2024-05-25
[Node.js] How to Handle Large Files on AWS S3
When handling large files with Node.js, it is essential to leverage stream processing to minimize memory usage.
By using stream processing, you can process data in chunks without loading the entire file into memory at once, enabling efficient and stable upload and download of large files.
About highWaterMark
in Node.js Stream Processing
In Node.js stream processing, you can specify a parameter called highWaterMark
. highWaterMark
sets the internal buffer size for the stream, specified in bytes. By default, it is set to 16KB, but increasing this value can improve performance.
Increasing the highWaterMark
value enhances read and write performance but also increases memory consumption. Therefore, it is necessary to set an appropriate value considering the system's resources. In this article, 256KB (256 * 1024 bytes) is used.
Steps
Prerequisites
- Node.js is installed
- You have an AWS account and an S3 bucket is created
Installing Required Packages
Use aws-sdk
and @aws-sdk/lib-storage
.
npm install aws-sdk @aws-sdk/lib-storage
Downloading Files
Use ReadStream for downloading from S3 and combine it with WriteStream to write the file.
const AWS = require('aws-sdk');
const fs = require('fs');
const path = require('path');
// S3 configuration
AWS.config.update({
accessKeyId: 'your_access_key_id',
secretAccessKey: 'your_secret_access_key',
region: 'your_aws_region'
});
const s3 = new AWS.S3();
const downloadFile = (s3Key, downloadFilePath) => {
const params = {
Bucket: 'your_s3_bucket_name',
Key: s3Key
};
const fileStream = fs.createWriteStream(downloadFilePath, { highWaterMark: 256 * 1024 }); // 256KB chunk size
return new Promise((resolve, reject) => {
s3.getObject(params).createReadStream({ highWaterMark: 256 * 1024 }) // 256KB chunk size
.on('error', (err) => {
console.error(err);
reject(err);
})
.pipe(fileStream)
.on('close', () => {
console.log('File downloaded: ' + downloadFilePath);
resolve();
});
});
};
downloadFile('file/key/in/s3', 'path/to/downloaded/file');
Uploading Files
When uploading, in addition to stream processing, using @aws-sdk/lib-storage
enables multipart upload (splitting a file into multiple parts for upload).

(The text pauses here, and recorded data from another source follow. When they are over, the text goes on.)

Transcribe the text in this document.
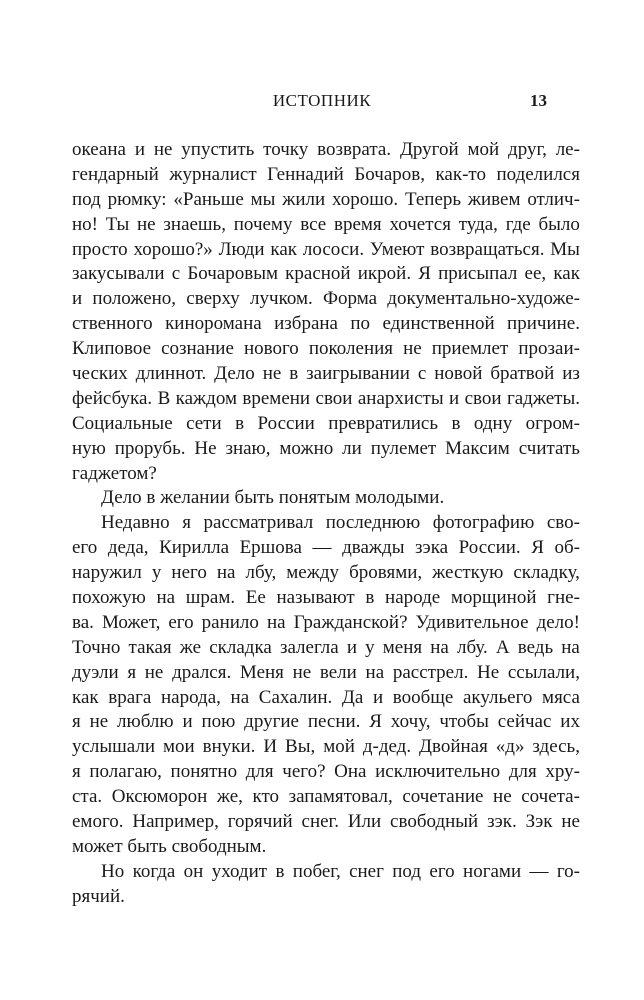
ИСТОПНИК	13
океана и не упустить точку возврата. Другой мой друг, ле-
гендарный журналист Геннадий Бочаров, как-то поделился
под рюмку: «Раньше мы жили хорошо. Теперь живем отлич-
но! Ты не знаешь, почему все время хочется туда, где было
просто хорошо?» Люди как лососи. Умеют возвращаться. Мы
закусывали с Бочаровым красной икрой. Я присыпал ее, как
и положено, сверху лучком. Форма документально-художе-
ственного кинороманa избрана по единственной причине.
Клиповое сознание нового поколения не приемлет прозаи-
ческих длиннот. Дело не в заигрывании с новой братвой из
фейсбука. В каждом времени свои анархисты и свои гаджеты.
Социальные сети в России превратились в одну огром-
ную прорубь. Не знаю, можно ли пулемет Максим считать
гаджетом?
Дело в желании быть понятым молодыми.
Недавно я рассматривал последнюю фотографию сво-
его деда, Кирилла Ершова — дважды зэка России. Я об-
наружил у него на лбу, между бровями, жесткую складку,
похожую на шрам. Ее называют в народе морщиной гне-
ва. Может, его ранило на Гражданской? Удивительное дело!
Точно такая же складка залегла и у меня на лбу. А ведь на
дуэли я не дрался. Меня не вели на расстрел. Не ссылали,
как врага народа, на Сахалин. Да и вообще акульего мяса
я не люблю и пою другие песни. Я хочу, чтобы сейчас их
услышали мои внуки. И Вы, мой д-дед. Двойная «д» здесь,
я полагаю, понятно для чего? Она исключительно для хру-
ста. Оксюморон же, кто запамятовал, сочетание не сочета-
емого. Например, горячий снег. Или свободный зэк. Зэк не
может быть свободным.
Но когда он уходит в побег, снег под его ногами — го-
рячий.
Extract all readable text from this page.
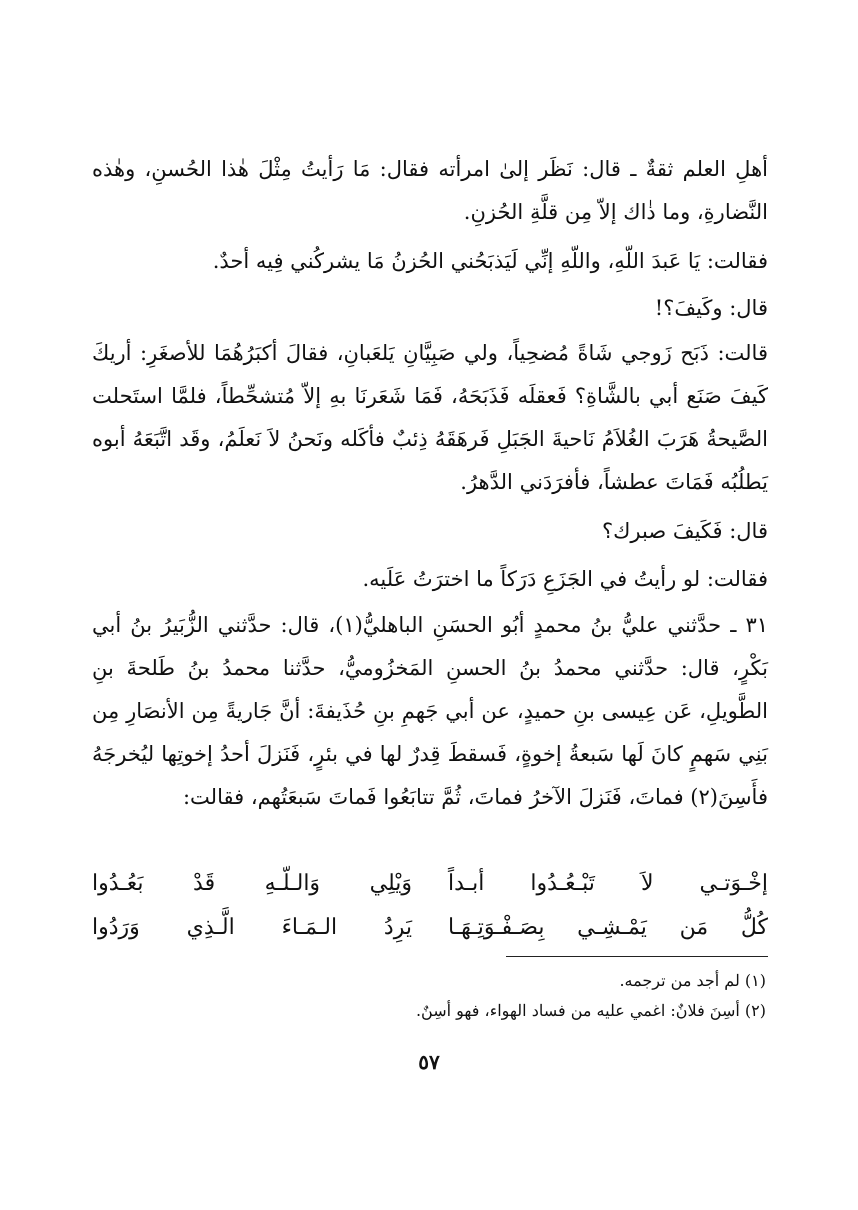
أهلِ العلم ثقةٌ ـ قال: نَظَر إلىٰ امرأته فقال: مَا رَأيتُ مِثْلَ هٰذا الحُسنِ، وهٰذه النَّضارةِ، وما ذٰاك إلاّ مِن قلَّةِ الحُزنِ.
فقالت: يَا عَبدَ اللّهِ، واللّهِ إنِّي لَيَذبَحُني الحُزنُ مَا يشركُني فِيه أحدٌ.
قال: وكَيفَ؟!
قالت: ذَبَح زَوجي شَاةً مُضحِياً، ولي صَبِيَّانِ يَلعَبانِ، فقالَ أكبَرُهُمَا للأصغَرِ: أريكَ كَيفَ صَنَع أبي بالشَّاةِ؟ فَعقلَه فَذَبَحَهُ، فَمَا شَعَرنَا بهِ إلاّ مُتشحِّطاً، فلمَّا استَحلت الصَّيحةُ هَرَبَ الغُلاَمُ نَاحيةَ الجَبَلِ فَرهَقَهُ ذِئبٌ فأكَله ونَحنُ لاَ نَعلَمُ، وقَد اتَّبَعَهُ أبوه يَطلُبُه فَمَاتَ عطشاً، فأفرَدَني الدَّهرُ.
قال: فَكَيفَ صبرك؟
فقالت: لو رأيتُ في الجَزَعِ دَرَكاً ما اخترَتُ عَلَيه.
٣١ ـ حدَّثني عليُّ بنُ محمدٍ أبُو الحسَنِ الباهليُّ(١)، قال: حدَّثني الزُّبَيرُ بنُ أبي بَكْرٍ، قال: حدَّثني محمدُ بنُ الحسنِ المَخزُوميُّ، حدَّثنا محمدُ بنُ طَلحةَ بنِ الطَّويلِ، عَن عِيسى بنِ حميدٍ، عن أبي جَهمِ بنِ حُذَيفةَ: أنَّ جَاريةً مِن الأنصَارِ مِن بَنِي سَهمٍ كانَ لَها سَبعةُ إخوةٍ، فَسقطَ قِدرٌ لها في بئرٍ، فَنَزلَ أحدُ إخوتِها ليُخرجَهُ فأَسِنَ(٢) فماتَ، فَنَزلَ الآخرُ فماتَ، ثُمَّ تتابَعُوا فَماتَ سَبعَتُهم، فقالت:
إخْـوَتـي لاَ تَبْـعُـدُوا أبـداً
وَيْلِي وَالـلّـهِ قَدْ بَعُـدُوا
كُلُّ مَن يَمْـشِـي بِصَـفْـوَتِـهَـا
يَرِدُ الـمَـاءَ الَّـذِي وَرَدُوا
(١) لم أجد من ترجمه.
(٢) أسِنَ فلانٌ: اغمي عليه من فساد الهواء، فهو أسِنٌ.
٥٧
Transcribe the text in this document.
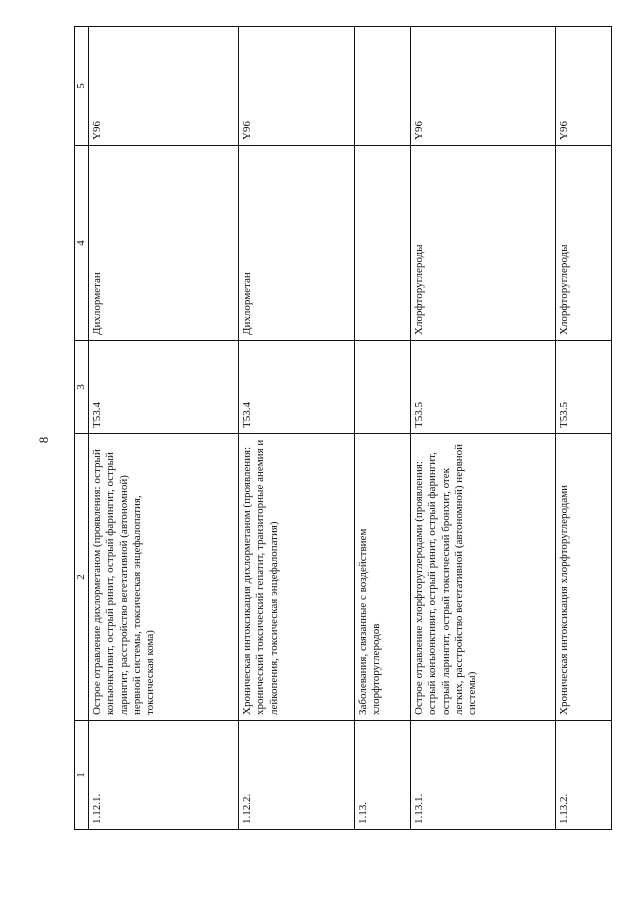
8
1	2	3	4	5
1.12.1.	Острое отравление дихлорметаном (проявления: острый конъюнктивит, острый ринит, острый фарингит, острый ларингит, расстройство вегетативной (автономной) нервной системы, токсическая энцефалопатия, токсическая кома)	T53.4	Дихлорметан	Y96
1.12.2.	Хроническая интоксикация дихлорметаном (проявления: хронический токсический гепатит, транзиторные анемия и лейкопения, токсическая энцефалопатия)	T53.4	Дихлорметан	Y96
1.13.	Заболевания, связанные с воздействием хлорфторуглеродов			
1.13.1.	Острое отравление хлорфторуглеродами (проявления: острый конъюнктивит, острый ринит, острый фарингит, острый ларингит, острый токсический бронхит, отек легких, расстройство вегетативной (автономной) нервной системы)	T53.5	Хлорфторуглероды	Y96
1.13.2.	Хроническая интоксикация хлорфторуглеродами	T53.5	Хлорфторуглероды	Y96
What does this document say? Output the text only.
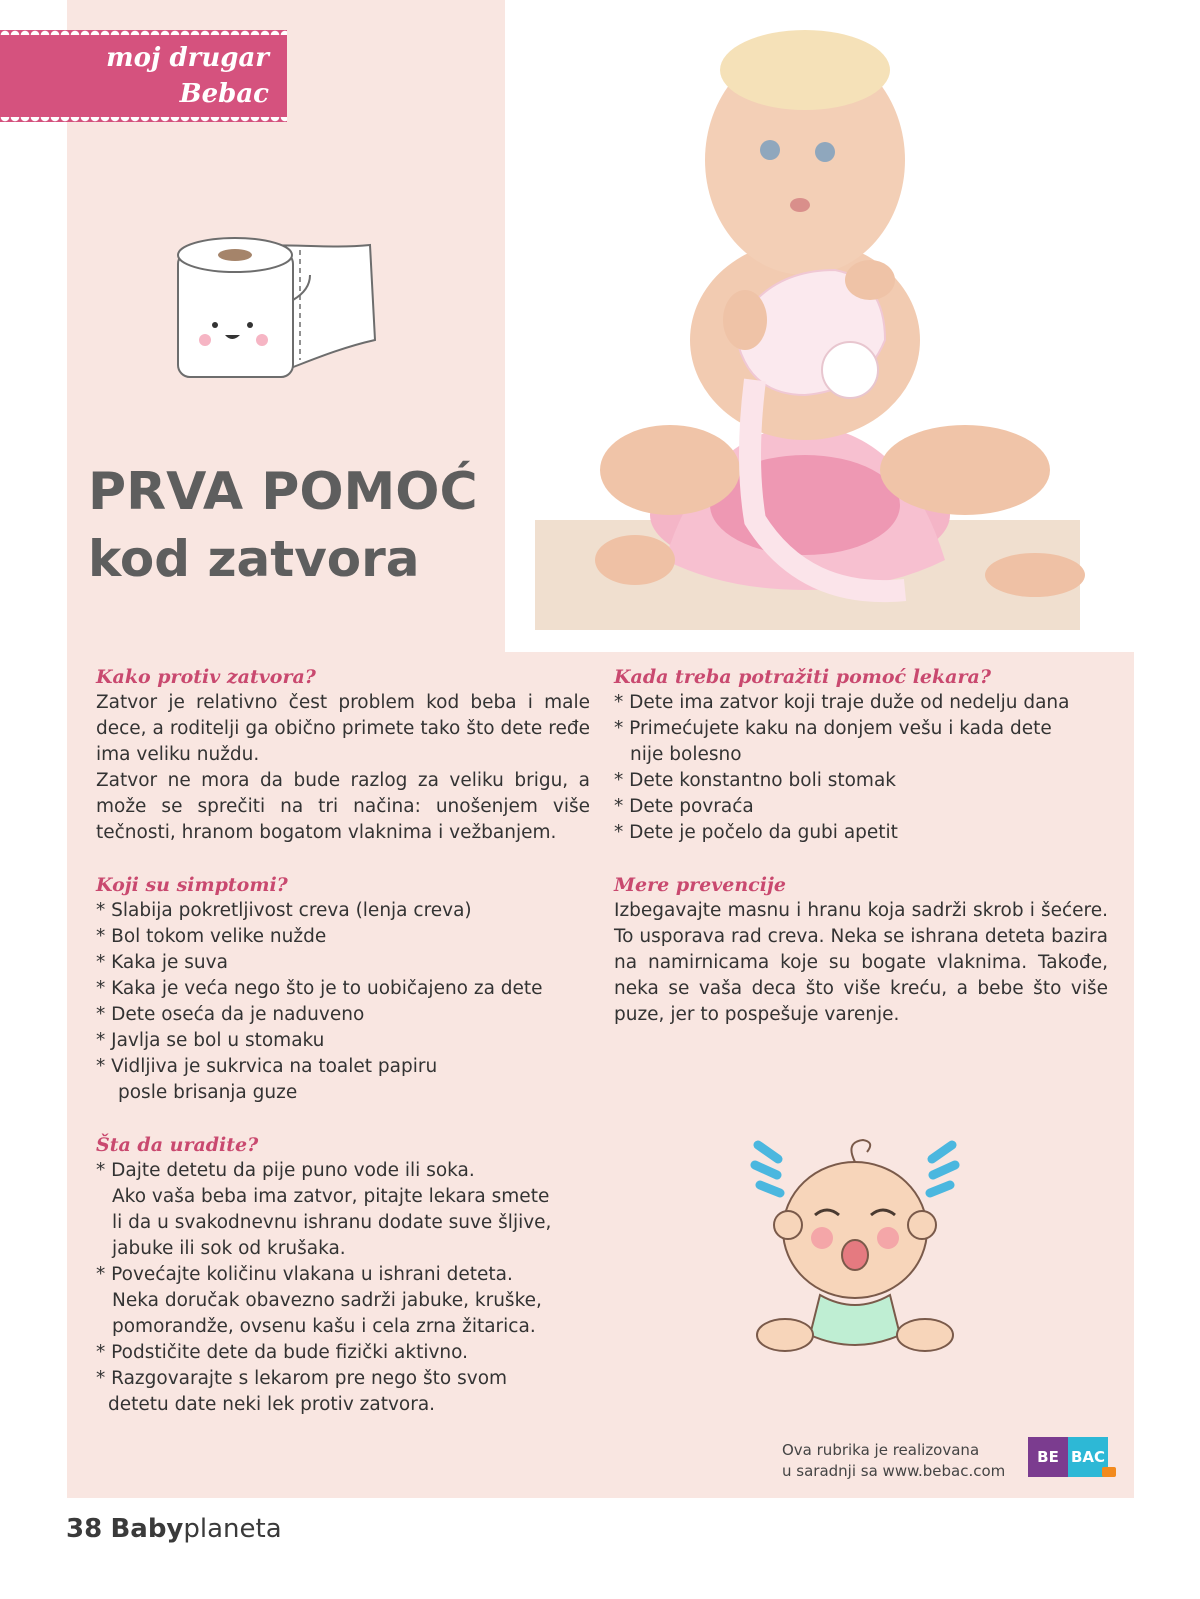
moj drugar
Bebac
PRVA POMOĆ
kod zatvora
Kako protiv zatvora?
Zatvor je relativno čest problem kod beba i male dece, a roditelji ga obično primete tako što dete ređe ima veliku nuždu.
Zatvor ne mora da bude razlog za veliku brigu, a može se sprečiti na tri načina: unošenjem više tečnosti, hranom bogatom vlaknima i vežbanjem.
Koji su simptomi?
* Slabija pokretljivost creva (lenja creva)
* Bol tokom velike nužde
* Kaka je suva
* Kaka je veća nego što je to uobičajeno za dete
* Dete oseća da je naduveno
* Javlja se bol u stomaku
* Vidljiva je sukrvica na toalet papiru
posle brisanja guze
Šta da uradite?
* Dajte detetu da pije puno vode ili soka.
Ako vaša beba ima zatvor, pitajte lekara smete
li da u svakodnevnu ishranu dodate suve šljive,
jabuke ili sok od krušaka.
* Povećajte količinu vlakana u ishrani deteta.
Neka doručak obavezno sadrži jabuke, kruške,
pomorandže, ovsenu kašu i cela zrna žitarica.
* Podstičite dete da bude fizički aktivno.
* Razgovarajte s lekarom pre nego što svom
detetu date neki lek protiv zatvora.
Kada treba potražiti pomoć lekara?
* Dete ima zatvor koji traje duže od nedelju dana
* Primećujete kaku na donjem vešu i kada dete
nije bolesno
* Dete konstantno boli stomak
* Dete povraća
* Dete je počelo da gubi apetit
Mere prevencije
Izbegavajte masnu i hranu koja sadrži skrob i šećere. To usporava rad creva. Neka se ishrana deteta bazira na namirnicama koje su bogate vlaknima. Takođe, neka se vaša deca što više kreću, a bebe što više puze, jer to pospešuje varenje.
Ova rubrika je realizovana
u saradnji sa www.bebac.com
BE BAC
38 Babyplaneta
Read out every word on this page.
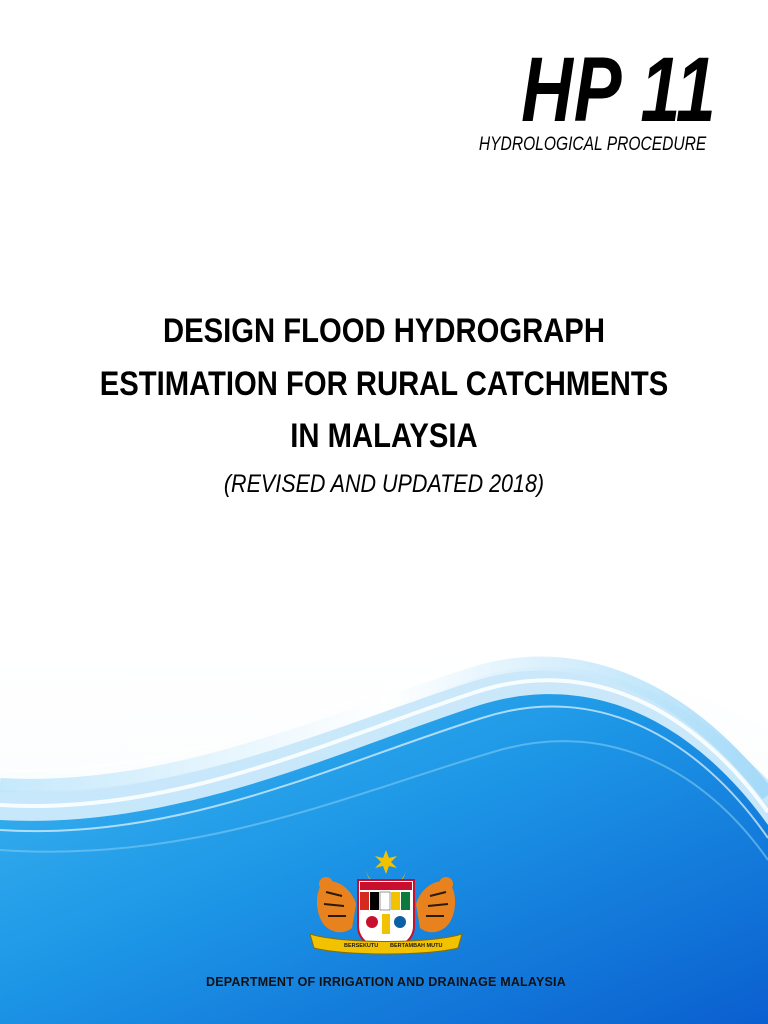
HP 11
HYDROLOGICAL PROCEDURE
DESIGN FLOOD HYDROGRAPH
ESTIMATION FOR RURAL CATCHMENTS
IN MALAYSIA
(REVISED AND UPDATED 2018)
BERSEKUTU BERTAMBAH MUTU
DEPARTMENT OF IRRIGATION AND DRAINAGE MALAYSIA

During multipart upload, you can specify the chunk size with partSize
and the concurrency level with queueSize
. Each part is uploaded independently, and once all parts are uploaded, S3 assembles the file.
Here are the specific steps for uploading:
const AWS = require('aws-sdk');
const { S3Client } = require('@aws-sdk/client-s3');
const { Upload } = require('@aws-sdk/lib-storage');
const fs = require('fs');
const path = require('path');
// S3 configuration
AWS.config.update({
accessKeyId: 'your_access_key_id',
secretAccessKey: 'your_secret_access_key',
region: 'your_aws_region'
});
const s3Client = new S3Client({ region: 'your_aws_region' });
const uploadFile = (filePath) => {
const uploadParams = {
Bucket: 'your_s3_bucket_name',
Key: path.basename(filePath),
Body: fs.createReadStream(filePath, { highWaterMark: 256 * 1024 }) // 256KB chunk size
};
return new Promise((resolve, reject) => {
const parallelUploads3 = new Upload({
client: s3Client,
params: uploadParams,
leavePartsOnError: false, // Abort multipart upload if any part fails
queueSize: 4, // Maximum number of concurrent uploads
partSize: 1024 * 1024 * 20 // 20MB per part
});
parallelUploads3.on('httpUploadProgress', (progress) => {
console.log(progress);
});
parallelUploads3.done().then(() => {
console.log('File uploaded: ' + uploadParams.Key);
resolve();
}).catch(err => {
console.error(err);
reject(err);
});
});
};
uploadFile('path/to/large/file');
Conclusion
By leveraging stream processing and multipart upload, it is possible to efficiently handle large files.
Adjust the various parameters according to your system resources to achieve efficient file processing.